A mulher nua era, evidentemente, uma androide. Eu sabia da existência de androides anatomicamente fiéis, mas as fotos que me lembrava de ter visto eram mais próximas das bonecas eróticas japonesas. A androide de Nora estava mais para as esculturas hiper-realistas de Ron Mueck, com pelos e cabelos que pareciam aplicados um a um, flacidez realista, rugosidades. Mas não demorava para que se pudesse perceber o que faltava no artefato, em especial nos olhos, que brilhavam demais, e na postura, que era excessivamente neutra, como a de um manequim. Além disso, chamavam atenção marcas estranhas nos pulsos e nas coxas, desgastes ou danos no revestimento que denunciavam a composição artificial daquela carne, e que me fizeram pensar nas borrachas escolares que eu gostava de despedaçar ou esfarelar quando era criança, quando materiais como plástico, borracha e silicone ainda eram vistos como coisas mundanas, substâncias mais reles que o barro ou a pedra, ainda sem traço dessa qualidade um pouco amaldiçoada ou espectral que parecem emitir hoje. Ao contrário dos receptáculos orgânicos criados pela bioengenharia, aquela construção totalmente sintética era um corpo que não estava sujeito ao empuxo inefável da mortalidade, do potencial para a decadência. Essa era uma das lições que a tecnologia tinha nos ensinado a respeito do círculo da empatia. Um objeto era como nós na medida em que envelhecia como nós.

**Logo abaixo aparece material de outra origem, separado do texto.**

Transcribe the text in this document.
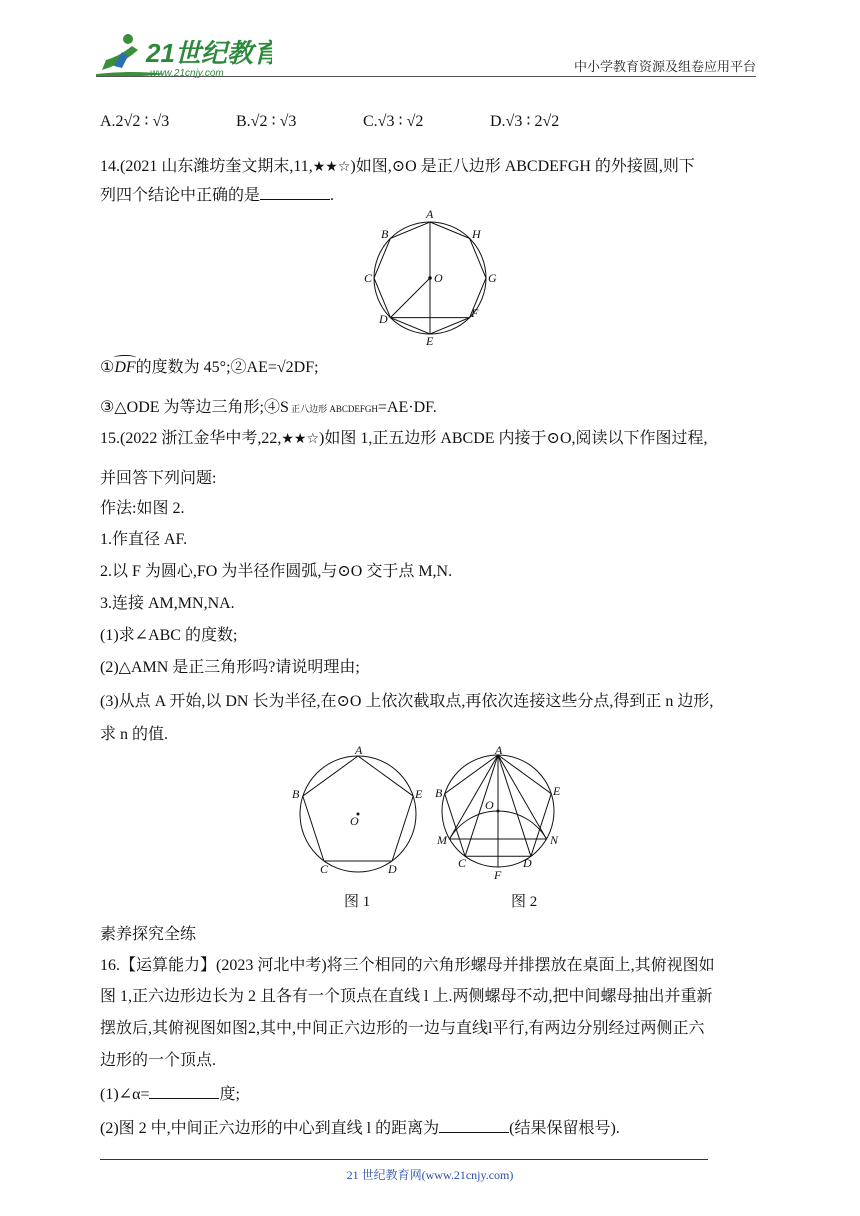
21世纪教育
www.21cnjy.com	中小学教育资源及组卷应用平台
A.2√2 ∶ √3	B.√2 ∶ √3	C.√3 ∶ √2	D.√3 ∶ 2√2
14.(2021 山东潍坊奎文期末,11,★★☆)如图,⊙O 是正八边形 ABCDEFGH 的外接圆,则下
列四个结论中正确的是	.
A
H
G
F
E
D
C
B
O
①DF的度数为 45°;②AE=√2DF;
③△ODE 为等边三角形;④S 正八边形 ABCDEFGH=AE·DF.
15.(2022 浙江金华中考,22,★★☆)如图 1,正五边形 ABCDE 内接于⊙O,阅读以下作图过程,
并回答下列问题:
作法:如图 2.
1.作直径 AF.
2.以 F 为圆心,FO 为半径作圆弧,与⊙O 交于点 M,N.
3.连接 AM,MN,NA.
(1)求∠ABC 的度数;
(2)△AMN 是正三角形吗?请说明理由;
(3)从点 A 开始,以 DN 长为半径,在⊙O 上依次截取点,再依次连接这些分点,得到正 n 边形,
求 n 的值.
A
B	E
O
C	D
图 1
A
B	E
O
M	N
C	D
F
图 2
素养探究全练
16.【运算能力】(2023 河北中考)将三个相同的六角形螺母并排摆放在桌面上,其俯视图如
图 1,正六边形边长为 2 且各有一个顶点在直线 l 上.两侧螺母不动,把中间螺母抽出并重新
摆放后,其俯视图如图2,其中,中间正六边形的一边与直线l平行,有两边分别经过两侧正六
边形的一个顶点.
(1)∠α=	度;
(2)图 2 中,中间正六边形的中心到直线 l 的距离为	(结果保留根号).
21 世纪教育网(www.21cnjy.com)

“O que você quer compartilhar conosco hoje, Nora?”, perguntou o Terapeuta.
“Liguei a Samanta semana passada, quinta-feira, na noite após o nosso último encontro. Fazia uns seis meses, já. Tentei lembrar do que conversamos aqui. Tomei cuidado pra deixar ela criar o mundo em torno dela, sem tentar impor o mundo real. Ou minha concepção própria do mundo real.” O Terapeuta balançou a cabeça para cima e para baixo, satisfeito. “Como sempre, ela me tratou como se eu ainda tivesse treze anos. Mas respirei fundo, procurei não contradizer ela, não me apressar muito em interpretar todas as coisas confusas que ela me dizia. Tem uma coisa horrível que sempre acontece, ela começa a imitar passarinhos. Porque supostamente em algum momento da minha infância eu gostava que ela imitasse passarinhos. Meus irmãos do meio não lembram disso, nem eu. Mas parece ser importante pra pupa. Sorri e fingi estar contente enquanto ela fazia piu-piu. E por algum tempo foi agradável. Muito diferente das vezes anteriores. Senti que estava ajudando ela de alguma forma. Que talvez ela pudesse me mostrar alguma coisa que eu não sabia, também.”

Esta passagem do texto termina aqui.